Le osservazioni che seguono si collegano a un post dell’8 settembre in cui esaminavo il contenuto di una lettera che la Curva Nord dell’Inter aveva indirizzato al proprio calciatore Romelu Lukaku, bersagliato da cori razzisti durante l’incontro Cagliari-Inter del 01/09/2019.  In quell’occasione rimarcavo che alcuni episodi di “razzismo” possono essere ascritti a dinamiche psico-sociali complesse che si rifanno alla cornice amico-nemico entro cui si svolgono ordinariamente le partite di calcio. In questa cornice, scrivevo, «i tifosi tenderanno ad adoperare qualsiasi mezzo retorico e verbale per “colpire” il nemico. Il repertorio a cui è possibile attingere contiene formule di ogni tipo e la massima di riferimento è “tutto vale”».

Facendo seguito a quelle osservazioni, è interessante segnalare che il comportamento del tifoso non è dissimile da quello del “selvaggio bricoleur” di cui parlava l’antropologo francese Levi-Strauss (Il pensiero selvaggio). Bricolage significa «riordinare e ricontestualizzare degli oggetti per comunicare nuovi significati, all’interno di un sistema di valori che già include dei significati sedimentati all’origine, connessi a tali oggetti. Oggetto e significato insieme costituiscono un segno, e all’interno di ogni cultura i segni vengono assemblati ripetutamente in forme discorsive connotate. Però, quando il bricoleur sposta l’oggetto significante in una posizione diversa all’interno del discorso, usando lo stesso repertorio complessivo di segni, o quando l’oggetto è collocato in un nuovo insieme totale, si genera un nuovo discorso che comunica nuovi significati»(Stuart Hall, Tony Jefferson, 2017, Rituali di resistenza. Teds, mods, skinheads e rastafariani, Novalogos, Aprilia, p. 205).

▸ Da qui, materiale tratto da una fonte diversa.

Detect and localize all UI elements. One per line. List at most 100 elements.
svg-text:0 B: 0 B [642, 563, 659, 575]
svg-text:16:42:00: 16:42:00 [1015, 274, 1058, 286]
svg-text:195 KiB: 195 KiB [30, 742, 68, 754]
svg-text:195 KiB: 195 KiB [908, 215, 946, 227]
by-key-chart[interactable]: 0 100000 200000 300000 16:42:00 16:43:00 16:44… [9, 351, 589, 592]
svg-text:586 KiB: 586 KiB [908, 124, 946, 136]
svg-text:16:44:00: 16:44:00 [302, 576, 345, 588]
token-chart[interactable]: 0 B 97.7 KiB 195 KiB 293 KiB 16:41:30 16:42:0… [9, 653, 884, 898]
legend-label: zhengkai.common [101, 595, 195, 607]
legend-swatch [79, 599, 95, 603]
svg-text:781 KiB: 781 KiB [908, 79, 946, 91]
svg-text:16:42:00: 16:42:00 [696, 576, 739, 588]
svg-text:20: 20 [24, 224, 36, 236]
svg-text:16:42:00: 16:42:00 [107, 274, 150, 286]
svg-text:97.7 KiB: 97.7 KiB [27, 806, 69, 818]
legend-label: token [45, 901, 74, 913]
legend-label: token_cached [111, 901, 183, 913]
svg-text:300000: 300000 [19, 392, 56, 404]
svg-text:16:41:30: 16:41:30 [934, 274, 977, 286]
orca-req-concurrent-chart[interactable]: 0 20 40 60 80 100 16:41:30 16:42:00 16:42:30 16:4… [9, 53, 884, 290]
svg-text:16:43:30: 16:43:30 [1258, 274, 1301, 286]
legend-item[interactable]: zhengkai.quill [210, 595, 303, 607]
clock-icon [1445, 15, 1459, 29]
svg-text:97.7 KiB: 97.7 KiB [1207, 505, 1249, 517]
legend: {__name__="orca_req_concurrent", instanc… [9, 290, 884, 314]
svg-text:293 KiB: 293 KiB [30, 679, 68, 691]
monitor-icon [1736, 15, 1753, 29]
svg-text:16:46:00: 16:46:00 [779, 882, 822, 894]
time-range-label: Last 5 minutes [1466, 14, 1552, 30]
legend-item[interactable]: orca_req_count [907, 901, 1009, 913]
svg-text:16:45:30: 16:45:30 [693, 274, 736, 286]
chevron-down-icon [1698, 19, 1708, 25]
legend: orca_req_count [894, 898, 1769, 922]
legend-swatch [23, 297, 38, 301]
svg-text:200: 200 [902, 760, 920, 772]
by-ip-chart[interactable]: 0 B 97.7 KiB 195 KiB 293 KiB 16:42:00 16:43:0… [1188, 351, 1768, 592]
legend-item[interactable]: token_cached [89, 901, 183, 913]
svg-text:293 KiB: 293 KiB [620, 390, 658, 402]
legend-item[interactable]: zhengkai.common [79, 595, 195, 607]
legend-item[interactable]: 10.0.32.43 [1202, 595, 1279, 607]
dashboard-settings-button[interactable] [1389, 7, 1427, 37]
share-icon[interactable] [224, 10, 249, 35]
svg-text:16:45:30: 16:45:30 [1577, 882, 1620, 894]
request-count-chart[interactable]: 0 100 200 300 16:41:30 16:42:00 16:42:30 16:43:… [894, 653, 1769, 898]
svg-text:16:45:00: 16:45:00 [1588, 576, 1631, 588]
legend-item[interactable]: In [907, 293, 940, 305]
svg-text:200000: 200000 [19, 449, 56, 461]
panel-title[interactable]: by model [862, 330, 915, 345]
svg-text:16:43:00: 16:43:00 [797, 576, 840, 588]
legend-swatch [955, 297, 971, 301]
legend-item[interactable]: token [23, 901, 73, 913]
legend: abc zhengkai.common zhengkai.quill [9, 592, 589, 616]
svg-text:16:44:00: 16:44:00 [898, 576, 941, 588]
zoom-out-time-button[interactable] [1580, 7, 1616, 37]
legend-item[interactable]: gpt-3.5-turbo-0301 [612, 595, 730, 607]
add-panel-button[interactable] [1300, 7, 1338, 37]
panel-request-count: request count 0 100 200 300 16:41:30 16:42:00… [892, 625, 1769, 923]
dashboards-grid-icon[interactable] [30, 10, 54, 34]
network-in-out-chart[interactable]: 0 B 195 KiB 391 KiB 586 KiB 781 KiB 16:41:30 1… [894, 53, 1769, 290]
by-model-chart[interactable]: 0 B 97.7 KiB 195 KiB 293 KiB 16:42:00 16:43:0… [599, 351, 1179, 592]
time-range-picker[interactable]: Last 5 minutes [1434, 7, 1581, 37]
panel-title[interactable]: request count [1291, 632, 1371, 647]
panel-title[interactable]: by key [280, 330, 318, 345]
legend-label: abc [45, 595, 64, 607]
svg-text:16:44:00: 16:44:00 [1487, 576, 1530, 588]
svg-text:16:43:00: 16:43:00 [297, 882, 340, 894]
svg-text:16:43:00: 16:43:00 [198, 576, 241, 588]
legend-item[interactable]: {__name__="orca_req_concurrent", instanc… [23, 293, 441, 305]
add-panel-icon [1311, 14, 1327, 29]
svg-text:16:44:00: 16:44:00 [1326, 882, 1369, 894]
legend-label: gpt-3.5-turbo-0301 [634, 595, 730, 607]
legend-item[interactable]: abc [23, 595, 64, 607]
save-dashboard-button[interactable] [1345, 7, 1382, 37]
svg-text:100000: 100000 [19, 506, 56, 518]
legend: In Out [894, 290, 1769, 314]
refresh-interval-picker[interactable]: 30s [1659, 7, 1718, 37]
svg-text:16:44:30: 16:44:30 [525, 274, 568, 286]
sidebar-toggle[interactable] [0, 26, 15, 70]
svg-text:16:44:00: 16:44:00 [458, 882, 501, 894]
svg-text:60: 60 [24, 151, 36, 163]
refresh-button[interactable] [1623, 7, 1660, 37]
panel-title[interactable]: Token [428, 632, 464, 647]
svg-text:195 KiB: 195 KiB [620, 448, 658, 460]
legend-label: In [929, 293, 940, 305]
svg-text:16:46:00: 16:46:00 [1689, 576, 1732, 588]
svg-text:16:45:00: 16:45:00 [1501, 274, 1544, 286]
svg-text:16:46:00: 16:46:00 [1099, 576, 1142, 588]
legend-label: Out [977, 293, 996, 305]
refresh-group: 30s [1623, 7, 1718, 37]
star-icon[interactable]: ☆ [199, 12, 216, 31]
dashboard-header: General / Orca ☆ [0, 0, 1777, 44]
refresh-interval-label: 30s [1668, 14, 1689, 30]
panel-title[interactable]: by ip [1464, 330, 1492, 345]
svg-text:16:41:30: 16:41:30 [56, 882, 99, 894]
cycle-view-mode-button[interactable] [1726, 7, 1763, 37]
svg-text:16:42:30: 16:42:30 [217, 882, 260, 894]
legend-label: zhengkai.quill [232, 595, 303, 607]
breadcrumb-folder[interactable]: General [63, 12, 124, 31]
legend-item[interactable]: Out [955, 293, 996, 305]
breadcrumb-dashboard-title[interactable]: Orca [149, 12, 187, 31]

Si può dire che i tifosi utilizzino costantemente la logica del bricoleur, smontando, riassemblando e ricontestualizzando oggetti e discorsi quotidiani – anche razzisti e sessisti – per i propri fini oppositivi: non importa che cosa si adoperi purché lo si faccia per il giusto obiettivo. Ad esempio, i “buu” che ordinariamente contraddistinguono il discorso razzista vengono spesso risignificati nel contesto della cornice amico-nemico e usati per vituperare, scoraggiare e umiliare il nemico non in quanto appartenente a una “razza” diversa, ma in quanto giocatore rivale. Allo stesso modo, slogan sessisti rétro, frasi scatologiche, auspici di morte immediata ecc. possono tutti essere utilizzati per lo stesso scopo, risemantizzati e resi funzionali alle esigenze della cornice retorica e rituale entro cui si svolgono i confronti fra tifosi. È così che «si genera un nuovo discorso che comunica nuovi significati».

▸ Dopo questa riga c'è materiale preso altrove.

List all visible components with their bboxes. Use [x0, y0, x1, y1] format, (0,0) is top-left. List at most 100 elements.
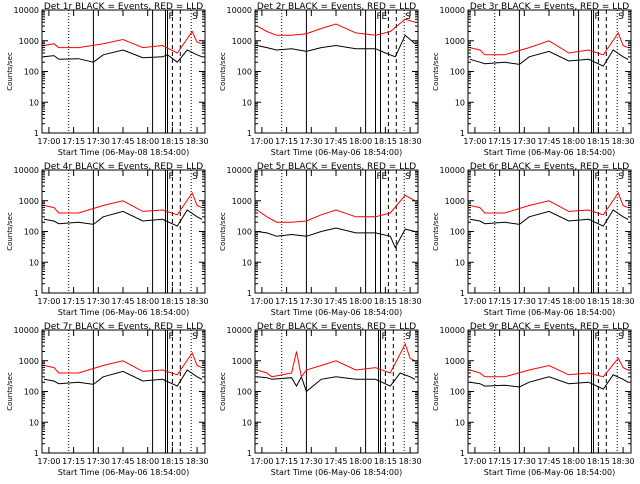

Lo ripeto: con questo non voglio dire che in curva non vi sia razzismo, sessismo ecc., ma solo che le cose sono probabilmente più complesse di quello che mass media e senso comune tendono a credere.

Tutto ciò sarà oggetto di una mia pubblicazione che dovrebbe uscire nel corso dei primi sei mesi del 2020. Vi terrò informati.